Période
Paléolithique
Patrimoine classé
La grotte en totalité (cad. D 405, 406, 506 à 508, 510, 512 à 515, 519, 534, 539 à 542, 786, 812 ; D partie de chemin rural, lieudit Genestal, domaine public, non cadastré ; D partie de la voie communale n° 211, lieudit Pecpugné ouest, domaine public, non cadastré ; D partie de la voie communale n° 212, lieudit Pecpugné est, domaine public, non cadastré ; E 278, 298 à 300, 318, 319, 899, 900, 975) : classement par arrêté du 3 juillet 2002
Origine et histoire de la Grotte de Cussac
La grotte ornée souterraine de Cussac se situe sur la commune du Buisson-de-Cadouin, en Dordogne, dans le Périgord, et se développe dans un massif karstique sur environ 1,6 kilomètre le long d’un affluent méridional de la Dordogne. Son entrée, sur une terrasse de travertin, correspond à l’exsurgence d’un réseau de rivières souterraines dont la galerie ornée constitue le segment fossile. La cavité présente une galerie linéaire divisée par une entrée médiane en deux branches : l’Aval, d’environ 600 mètres, rassemble l’essentiel des panneaux ornés et les principaux lieux à restes humains, tandis que l’Amont, proche de 1 kilomètre, comporte plusieurs figures majeures et des aménagements archéologiques ponctuels. Des investigations anciennes ont affecté la zone vestibulaire, puis la grotte a été redécouverte lors d’une prospection spéléologique en 2000 et désobstruée pour permettre l’accès aux galeries ornées. Face aux enjeux de conservation, l’État a rapidement engagé des mesures de protection juridique et physique, acquérant les parcelles concernées, instaurant des fermetures, un zonage archéologique et des actions de préservation environnementale et d’aménagement du conduit d’entrée. L’exploration scientifique organisée a débuté dans le cadre d’un projet collectif et pluridisciplinaire, mais l’accès reste limité en raison d’épisodes de gaz carbonique ; la grotte est placée sous protection scientifique et ne sera probablement pas ouverte au public. Deux reconstitutions du panneau de la découverte et de la bauge contenant un squelette ont été réalisées et sont exposées au Buisson-de-Cadouin.
La cavité abrite plus de cent cinquante gravures paléolithiques attribuées au Gravettien et un ensemble de restes humains que l’on interprète comme des sépultures apparemment associées aux figures pariétales. L’art pariétal est majoritairement gravé : près de 93 % des entités graphiques recensées le sont par incision ou raclage. Le premier inventaire répertorie environ 135 entités graphiques comprenant principalement des animaux, des signes, des indéterminés et une douzaine d’anthropomorphes.

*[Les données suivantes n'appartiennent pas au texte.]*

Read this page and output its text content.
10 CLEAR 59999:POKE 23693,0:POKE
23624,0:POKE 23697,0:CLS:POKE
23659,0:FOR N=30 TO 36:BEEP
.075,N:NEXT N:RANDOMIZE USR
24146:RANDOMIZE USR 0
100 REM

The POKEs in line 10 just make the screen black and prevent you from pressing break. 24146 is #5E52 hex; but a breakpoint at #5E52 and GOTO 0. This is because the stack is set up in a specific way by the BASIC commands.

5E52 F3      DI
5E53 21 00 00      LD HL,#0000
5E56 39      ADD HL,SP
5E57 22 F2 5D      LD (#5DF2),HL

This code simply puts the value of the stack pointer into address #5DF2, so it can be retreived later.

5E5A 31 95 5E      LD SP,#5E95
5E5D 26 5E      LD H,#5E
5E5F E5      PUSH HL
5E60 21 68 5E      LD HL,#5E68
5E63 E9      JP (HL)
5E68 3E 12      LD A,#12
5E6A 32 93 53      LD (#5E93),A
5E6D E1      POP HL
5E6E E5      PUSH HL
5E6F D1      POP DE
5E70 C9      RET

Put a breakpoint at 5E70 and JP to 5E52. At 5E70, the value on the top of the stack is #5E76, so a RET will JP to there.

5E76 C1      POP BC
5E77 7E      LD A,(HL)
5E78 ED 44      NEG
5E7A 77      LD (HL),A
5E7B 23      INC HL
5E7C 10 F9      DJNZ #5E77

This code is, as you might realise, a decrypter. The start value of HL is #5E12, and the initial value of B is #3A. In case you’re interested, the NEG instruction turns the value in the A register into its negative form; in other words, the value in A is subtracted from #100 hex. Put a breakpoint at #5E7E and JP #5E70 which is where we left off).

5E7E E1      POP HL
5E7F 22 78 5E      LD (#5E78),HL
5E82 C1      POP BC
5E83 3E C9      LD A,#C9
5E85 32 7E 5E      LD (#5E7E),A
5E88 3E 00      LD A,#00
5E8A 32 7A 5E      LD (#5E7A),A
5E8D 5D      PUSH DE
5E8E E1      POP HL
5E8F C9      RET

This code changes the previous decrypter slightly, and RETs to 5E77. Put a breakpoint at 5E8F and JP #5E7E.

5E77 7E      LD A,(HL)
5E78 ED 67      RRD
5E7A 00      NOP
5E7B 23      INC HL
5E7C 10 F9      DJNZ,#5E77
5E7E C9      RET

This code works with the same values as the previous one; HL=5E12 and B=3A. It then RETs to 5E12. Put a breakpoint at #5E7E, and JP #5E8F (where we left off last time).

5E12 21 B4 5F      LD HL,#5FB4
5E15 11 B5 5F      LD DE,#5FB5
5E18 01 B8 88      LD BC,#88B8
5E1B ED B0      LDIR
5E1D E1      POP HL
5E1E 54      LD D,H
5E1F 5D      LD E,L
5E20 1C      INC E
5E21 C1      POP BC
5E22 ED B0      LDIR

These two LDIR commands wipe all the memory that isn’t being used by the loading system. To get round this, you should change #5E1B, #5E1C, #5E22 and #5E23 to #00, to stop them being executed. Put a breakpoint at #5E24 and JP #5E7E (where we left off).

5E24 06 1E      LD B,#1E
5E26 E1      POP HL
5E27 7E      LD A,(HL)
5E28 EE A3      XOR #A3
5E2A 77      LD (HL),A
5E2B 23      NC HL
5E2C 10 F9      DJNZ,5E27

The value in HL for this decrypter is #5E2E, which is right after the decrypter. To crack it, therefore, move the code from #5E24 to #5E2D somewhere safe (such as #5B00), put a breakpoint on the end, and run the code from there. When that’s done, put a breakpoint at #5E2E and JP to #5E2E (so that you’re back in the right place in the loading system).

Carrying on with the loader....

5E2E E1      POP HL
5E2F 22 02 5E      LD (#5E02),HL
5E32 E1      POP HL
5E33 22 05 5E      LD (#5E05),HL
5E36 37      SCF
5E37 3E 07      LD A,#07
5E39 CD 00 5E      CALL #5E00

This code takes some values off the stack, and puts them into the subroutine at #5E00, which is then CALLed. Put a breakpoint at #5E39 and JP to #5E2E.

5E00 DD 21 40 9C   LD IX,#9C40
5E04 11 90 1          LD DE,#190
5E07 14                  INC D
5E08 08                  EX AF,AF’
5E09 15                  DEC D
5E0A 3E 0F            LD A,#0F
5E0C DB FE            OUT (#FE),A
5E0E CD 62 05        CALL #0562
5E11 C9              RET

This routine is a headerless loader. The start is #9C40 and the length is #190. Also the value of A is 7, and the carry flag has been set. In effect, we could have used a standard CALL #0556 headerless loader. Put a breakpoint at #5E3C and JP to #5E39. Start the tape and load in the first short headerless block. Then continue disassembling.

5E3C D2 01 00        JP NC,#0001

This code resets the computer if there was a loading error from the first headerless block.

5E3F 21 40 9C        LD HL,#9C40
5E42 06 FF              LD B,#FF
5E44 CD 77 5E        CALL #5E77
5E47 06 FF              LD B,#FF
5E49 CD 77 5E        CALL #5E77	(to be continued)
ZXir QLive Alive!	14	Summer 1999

Le bestiaire se compose surtout de bisons, mammouths, chevaux et aurochs, avec des proportions plus faibles d’oies, bouquetins, rhinocéros et quelques espèces isolées comme l’ours ou le félin ; on observe aussi des animaux composites et des représentations indéterminées ou monstrueuses. Les gravures sont souvent de grandes dimensions — le plus grand bison atteint près de quatre mètres — et sont réalisées à l’aide d’outils lithiques, osseux ou en bois, tandis que des traits digitaux sont visibles sur l’argile des sols. L’emploi de pigments est rare, limité à quelques ponctuations rouges, et des tracés carbonés ont été interprétés comme des traces de mouchage de torches. Outre les figures animalières classiques, on note des entrelacs, des tracés digitaux, des silhouettes féminines de profil et des représentations sexuelles dominées par des vulves souvent associées à des mammouths ; ces œuvres présentent des thèmes et un style proches de ceux du Gravettien connus dans le Quercy, notamment à Pech‑Merle, et leur âge est estimé à environ 25 000 ans.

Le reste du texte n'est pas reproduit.